É possível concluir que a desistência no mandado de segurança não pode ser permitida de forma ilimitada, tendo em vista a necessidade de prestigiar a boa-fé processual, a coisa julgada, a eficácia preclusiva, o direito do réu à resolução da lide, a própria estabilidade das decisões judiciais e, em última análise, à própria previsão do art. 485, §5º, do CPC.

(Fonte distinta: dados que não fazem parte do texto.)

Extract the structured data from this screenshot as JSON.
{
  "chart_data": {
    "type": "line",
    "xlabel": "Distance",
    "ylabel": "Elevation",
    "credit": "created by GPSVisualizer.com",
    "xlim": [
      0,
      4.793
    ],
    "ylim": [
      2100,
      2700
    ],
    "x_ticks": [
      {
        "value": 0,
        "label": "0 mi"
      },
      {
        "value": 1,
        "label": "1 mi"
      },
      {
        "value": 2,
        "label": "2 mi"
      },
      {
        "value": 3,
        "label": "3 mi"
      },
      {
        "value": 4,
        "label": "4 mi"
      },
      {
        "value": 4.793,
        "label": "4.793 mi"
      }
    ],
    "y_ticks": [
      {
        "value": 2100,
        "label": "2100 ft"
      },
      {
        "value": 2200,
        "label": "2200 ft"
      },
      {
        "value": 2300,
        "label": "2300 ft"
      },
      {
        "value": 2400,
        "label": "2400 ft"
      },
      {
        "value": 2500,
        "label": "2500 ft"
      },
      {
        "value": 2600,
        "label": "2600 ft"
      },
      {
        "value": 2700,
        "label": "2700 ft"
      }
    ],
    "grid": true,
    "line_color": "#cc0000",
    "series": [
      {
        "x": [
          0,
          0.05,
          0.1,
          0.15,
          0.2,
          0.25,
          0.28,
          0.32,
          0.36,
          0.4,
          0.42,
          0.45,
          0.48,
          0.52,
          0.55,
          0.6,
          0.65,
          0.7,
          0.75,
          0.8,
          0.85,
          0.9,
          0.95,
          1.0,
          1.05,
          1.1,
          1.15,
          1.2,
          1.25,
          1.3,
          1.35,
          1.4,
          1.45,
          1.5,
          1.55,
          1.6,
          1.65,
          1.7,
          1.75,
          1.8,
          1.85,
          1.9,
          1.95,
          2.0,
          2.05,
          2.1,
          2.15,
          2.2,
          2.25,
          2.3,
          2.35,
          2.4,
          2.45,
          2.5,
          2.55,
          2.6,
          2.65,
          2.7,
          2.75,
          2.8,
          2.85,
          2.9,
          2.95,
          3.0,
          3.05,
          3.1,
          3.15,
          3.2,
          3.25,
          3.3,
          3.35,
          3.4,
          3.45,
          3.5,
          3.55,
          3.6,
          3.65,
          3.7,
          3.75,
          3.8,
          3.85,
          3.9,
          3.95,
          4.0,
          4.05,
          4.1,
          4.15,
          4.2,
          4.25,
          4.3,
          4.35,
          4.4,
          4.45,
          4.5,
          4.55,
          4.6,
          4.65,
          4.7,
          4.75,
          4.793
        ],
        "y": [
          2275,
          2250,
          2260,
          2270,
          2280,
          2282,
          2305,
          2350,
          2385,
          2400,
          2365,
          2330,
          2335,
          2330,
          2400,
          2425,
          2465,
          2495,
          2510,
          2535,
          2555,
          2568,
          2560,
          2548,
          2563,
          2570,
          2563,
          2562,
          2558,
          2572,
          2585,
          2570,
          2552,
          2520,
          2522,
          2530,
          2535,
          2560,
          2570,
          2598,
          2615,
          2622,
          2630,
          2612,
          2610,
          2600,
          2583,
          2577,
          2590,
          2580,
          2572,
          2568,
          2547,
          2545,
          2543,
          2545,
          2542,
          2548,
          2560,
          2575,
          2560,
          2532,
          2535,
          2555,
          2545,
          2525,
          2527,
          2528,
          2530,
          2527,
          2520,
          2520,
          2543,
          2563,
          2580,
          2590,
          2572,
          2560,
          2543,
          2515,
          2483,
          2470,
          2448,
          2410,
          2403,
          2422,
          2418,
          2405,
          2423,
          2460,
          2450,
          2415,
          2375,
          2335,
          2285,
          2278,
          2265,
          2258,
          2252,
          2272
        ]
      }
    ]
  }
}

[1] Mestre (UFPA), Doutor (UFPA) e Pós-doutor (Universidade de Lisboa), professor do CESUPA/PA, Membro da ANNEP, IBDP, IIDP, CEAPRO, ABPC e ABDPRO, procurador do Estado do Pará e advogado. www.henriquemouta.com.br

[2] “Mandado de segurança. Desistência. Anuência da parte impetrada. Desnecessidade. Art. 267, § 4º. Inaplicável. 1. Este Tribunal, em outras oportunidades, já se manifestou no sentido de que a desistência da ação de mandado de segurança pode ocorrer a qualquer tempo, independente da concordância da pessoa jurídica impetrada. 2. A jurisprudência do Superior Tribunal de Justiça, alicerçada em sintonia com julgados do Excelso Supremo Tribunal Federal, assentou que “o pedido de desistência de mandado de segurança há de ser homologado independentemente da anuência da autoridade impetrada, ainda que em fase recursal”. (AROMS 12.394/MG, Rel. Min. Hamilton Carvalhido, DJU 25.2.2002). Agravo regimental improvido”. (AgRg no REsp 510655 / MG – Relator Ministro Humberto Martins – 2ª T – J. em 18/08/2009 – Dje de 23/10/2009).

[3]  MS 29.129 EDEDAgR, j. 14/4/2015; MS 29.146 EDEDAgR, j. 14/4/2015; MS 29.128 EDEDAgR, j. 14/4/2015; MS 29.186 EDEDAgR, j. 14/4/2015; MS 29.189 EDEDAgR, j. 14/4/2015; MS 29.093 EDEDAgR, j. 14/4/2015; e MS 29.101 EDEDAgR, j. 14/4/2015.